Now that the shallow-water oil that PEMEX has specialized in for decades is mostly played out, it is facing twin pressures of a need to generate revenue to fund the Mexican government and a lack of technology and expertise in exploiting the difficult-to-produce areas where known reserves remain.

“Whereas oil companies around the world, including national oil companies, have been able to modernize themselves to face the challenge, PEMEX itself has not been able to because it’s been held back by the constitutional restrictions and by the politics of Mexico that prevent it from entering into any kind of alliance with the private sector,” he said.

Because PEMEX has a monopoly on all areas of energy exploitation in Mexico and by law cannot form partnerships, its lack of technology and know-how to develop any aspect of hydrocarbon value chain means that what it can’t do simply does not get done.

The exact structure of the reforms will be determined by the secondary legislation once the constitutional amendment is passed, leaving open questions of what share companies would take in resources produced or infrastructure built, whether national content guidelines would be implemented to build up oilfield industries, and what taxation and royalty agreements would look like.

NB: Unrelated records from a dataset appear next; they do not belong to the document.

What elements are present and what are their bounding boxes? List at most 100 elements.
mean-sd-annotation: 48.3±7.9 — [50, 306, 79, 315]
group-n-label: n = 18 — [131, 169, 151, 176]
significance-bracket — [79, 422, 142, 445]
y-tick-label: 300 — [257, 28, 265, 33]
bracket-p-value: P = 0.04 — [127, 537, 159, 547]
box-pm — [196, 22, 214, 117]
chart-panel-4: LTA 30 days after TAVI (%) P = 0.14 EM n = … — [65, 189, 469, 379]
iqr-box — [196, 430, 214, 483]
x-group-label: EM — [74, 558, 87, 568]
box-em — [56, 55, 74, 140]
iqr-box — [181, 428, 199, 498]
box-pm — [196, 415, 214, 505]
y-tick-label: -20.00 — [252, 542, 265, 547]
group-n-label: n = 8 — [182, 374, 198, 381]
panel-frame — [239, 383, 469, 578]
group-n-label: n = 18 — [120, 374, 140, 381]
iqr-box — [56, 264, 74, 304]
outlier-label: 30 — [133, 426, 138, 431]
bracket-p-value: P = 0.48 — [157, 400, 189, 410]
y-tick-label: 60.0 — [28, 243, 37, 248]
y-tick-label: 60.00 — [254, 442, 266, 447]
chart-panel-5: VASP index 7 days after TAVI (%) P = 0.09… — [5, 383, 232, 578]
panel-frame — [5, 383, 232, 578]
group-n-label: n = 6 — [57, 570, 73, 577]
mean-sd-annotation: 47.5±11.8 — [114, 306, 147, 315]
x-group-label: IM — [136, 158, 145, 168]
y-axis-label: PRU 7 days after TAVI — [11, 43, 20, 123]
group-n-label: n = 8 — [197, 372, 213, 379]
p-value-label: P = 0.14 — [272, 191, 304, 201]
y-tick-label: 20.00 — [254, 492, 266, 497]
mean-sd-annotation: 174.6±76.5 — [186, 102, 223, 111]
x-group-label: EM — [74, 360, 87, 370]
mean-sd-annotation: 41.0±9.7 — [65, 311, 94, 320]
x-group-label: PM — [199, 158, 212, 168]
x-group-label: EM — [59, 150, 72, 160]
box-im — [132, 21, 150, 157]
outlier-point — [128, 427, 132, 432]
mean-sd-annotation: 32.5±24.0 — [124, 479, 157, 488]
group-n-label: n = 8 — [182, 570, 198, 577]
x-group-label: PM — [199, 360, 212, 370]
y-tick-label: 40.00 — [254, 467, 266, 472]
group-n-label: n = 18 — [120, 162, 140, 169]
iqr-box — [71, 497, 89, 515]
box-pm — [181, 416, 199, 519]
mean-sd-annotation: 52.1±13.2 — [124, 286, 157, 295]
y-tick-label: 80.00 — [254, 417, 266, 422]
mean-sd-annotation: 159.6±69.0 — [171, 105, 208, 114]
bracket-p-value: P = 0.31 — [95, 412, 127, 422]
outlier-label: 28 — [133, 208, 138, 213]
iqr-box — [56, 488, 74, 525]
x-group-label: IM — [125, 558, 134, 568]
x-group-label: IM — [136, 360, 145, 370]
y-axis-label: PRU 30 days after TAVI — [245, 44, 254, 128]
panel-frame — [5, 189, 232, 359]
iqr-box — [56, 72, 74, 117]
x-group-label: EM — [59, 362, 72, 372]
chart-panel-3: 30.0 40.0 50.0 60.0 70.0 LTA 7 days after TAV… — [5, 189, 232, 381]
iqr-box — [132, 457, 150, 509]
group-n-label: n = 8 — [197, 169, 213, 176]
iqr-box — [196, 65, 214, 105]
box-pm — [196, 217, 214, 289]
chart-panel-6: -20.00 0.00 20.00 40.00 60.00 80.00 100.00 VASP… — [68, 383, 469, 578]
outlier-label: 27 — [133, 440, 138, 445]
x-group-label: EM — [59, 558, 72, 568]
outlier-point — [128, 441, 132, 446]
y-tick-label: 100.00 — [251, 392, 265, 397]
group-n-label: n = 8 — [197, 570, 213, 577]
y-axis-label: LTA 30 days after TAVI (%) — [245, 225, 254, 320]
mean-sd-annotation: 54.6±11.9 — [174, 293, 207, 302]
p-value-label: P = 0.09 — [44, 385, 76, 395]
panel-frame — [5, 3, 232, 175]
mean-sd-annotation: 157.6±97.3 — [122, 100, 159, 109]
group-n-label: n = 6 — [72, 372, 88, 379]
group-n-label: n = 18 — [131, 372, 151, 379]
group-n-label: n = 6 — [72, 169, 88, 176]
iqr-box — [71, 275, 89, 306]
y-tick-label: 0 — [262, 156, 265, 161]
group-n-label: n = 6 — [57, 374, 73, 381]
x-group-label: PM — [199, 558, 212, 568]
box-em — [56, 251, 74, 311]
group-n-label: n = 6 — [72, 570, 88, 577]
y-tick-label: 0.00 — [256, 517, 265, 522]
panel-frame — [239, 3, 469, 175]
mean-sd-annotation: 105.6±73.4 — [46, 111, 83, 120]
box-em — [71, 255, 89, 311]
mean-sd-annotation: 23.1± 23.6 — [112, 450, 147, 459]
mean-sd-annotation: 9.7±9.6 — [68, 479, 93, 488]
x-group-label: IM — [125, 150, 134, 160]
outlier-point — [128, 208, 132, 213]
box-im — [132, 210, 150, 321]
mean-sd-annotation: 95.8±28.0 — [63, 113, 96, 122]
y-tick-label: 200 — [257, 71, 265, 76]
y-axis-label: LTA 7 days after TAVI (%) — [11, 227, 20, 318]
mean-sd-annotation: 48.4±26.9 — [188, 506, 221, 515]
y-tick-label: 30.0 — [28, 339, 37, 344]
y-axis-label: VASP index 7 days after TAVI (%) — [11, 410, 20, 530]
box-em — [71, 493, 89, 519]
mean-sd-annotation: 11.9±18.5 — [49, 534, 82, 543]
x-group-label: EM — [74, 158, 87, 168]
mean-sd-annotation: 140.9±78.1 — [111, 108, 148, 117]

Congress and Peña Nieto are also discussing financial and tax reform legislation, but separately from the energy effort and among a large number of other initiatives. Regulations, methods for determining which companies may enter the market, and the conditions of any partnership have yet to even be outlined, and the specifics may reveal deeper divisions between the parties to strain the cooperative progress.

The potential rewards the reforms offer, however, are large both in immediate financial terms and in terms of long-term economic development, Parker said. “I think they can be transformational to Mexico and the Mexican people, and the development of the middle class there. The development and progress in Colombia and Brazil compared to the declining reserves in Mexico is quite a stark contrast, and with the communication abilities around the world today I don’t think any of that is being lost on the Mexican population.

“The world has changed and they can see the prosperity that opening the oil and gas sectors has brought to Colombia and Brazil, and that the system that served them well for many years after 1938 is not achieving the goals that the Mexican people desire and deserve,” he said.